= Rupert Billingsley =

Rupert Billingsley (born 1644, date of death unknown) was an English soldier who secured the garrison and town of Berwick-upon-Tweed for William of Orange during the Glorious Revolution in 1688.

==Biography==
Billingsley was born in 1644 in Astley Abbotts Shropshire, to Francis Billingsley and Elizabeth Latham. His father was a major in the Royalist Army supporting King Charles I. His godfather was Prince Rupert. Manorial records give a descent from Wyllym (de Byllyngsleye) appointed King's Clerk of Gloucester by King Edward I in 1306. (The first Billingsley to use the name of his birthplace as a Family name.)

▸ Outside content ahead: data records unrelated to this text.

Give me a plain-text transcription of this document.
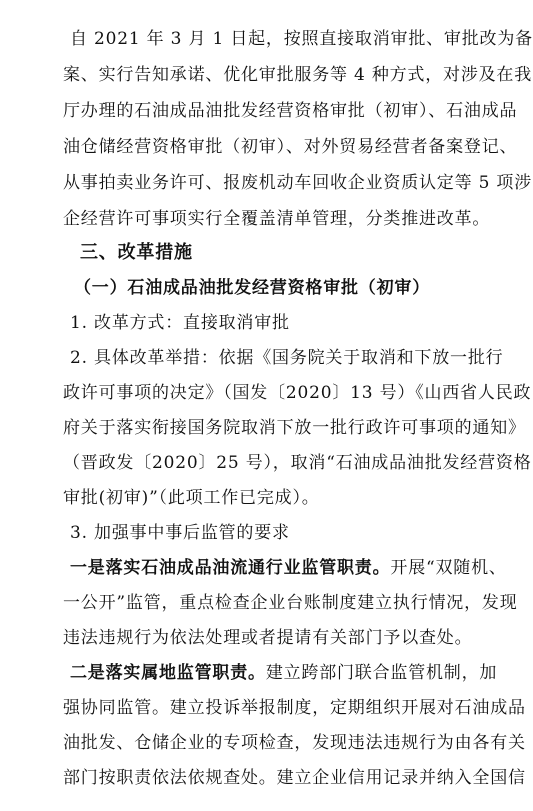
自 2021 年 3 月 1 日起，按照直接取消审批、审批改为备
案、实行告知承诺、优化审批服务等 4 种方式，对涉及在我
厅办理的石油成品油批发经营资格审批（初审）、石油成品
油仓储经营资格审批（初审）、对外贸易经营者备案登记、
从事拍卖业务许可、报废机动车回收企业资质认定等 5 项涉
企经营许可事项实行全覆盖清单管理，分类推进改革。
三、改革措施
（一）石油成品油批发经营资格审批（初审）
1. 改革方式：直接取消审批
2. 具体改革举措：依据《国务院关于取消和下放一批行
政许可事项的决定》（国发〔2020〕13 号）《山西省人民政
府关于落实衔接国务院取消下放一批行政许可事项的通知》
（晋政发〔2020〕25 号），取消“石油成品油批发经营资格
审批(初审)”（此项工作已完成）。
3. 加强事中事后监管的要求
一是落实石油成品油流通行业监管职责。开展“双随机、
一公开”监管，重点检查企业台账制度建立执行情况，发现
违法违规行为依法处理或者提请有关部门予以查处。
二是落实属地监管职责。建立跨部门联合监管机制，加
强协同监管。建立投诉举报制度，定期组织开展对石油成品
油批发、仓储企业的专项检查，发现违法违规行为由各有关
部门按职责依法依规查处。建立企业信用记录并纳入全国信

A plaque on the wall of St Calixtus Astley Abbotts commemorates the family of Major Francis Billingsley the son of Colonel Francis - he was killed leading the Royalist Forces in the defence of Bridgnorth. A plaque on the wall of St Leonard's records that the Colonel was buried at St Calixtus. Eleanor the daughter of Edward Latham (also killed at Bridgnorth) married the Major having as family:- Sons were Francis, born 1640; Edward, born 1642 (- Col. will 11/567); Rupert, born 1644,(- Col. will 11/470); Lewis (Louis), born 1645 (Cap. will 11/468); Charles, born 1649 (?Knight of the Royal Oak). Their daughters were Margaret, born 1643 (Mort.); Bridget, born 1646; Eleanor, born 1650; Elizabeth, born 1653, and Dorothy, born 1655.
The Register of St. Calixtus notes that at the baptism of Francis in 1640 three generations of Francis - Major, Colonel and Sir were present.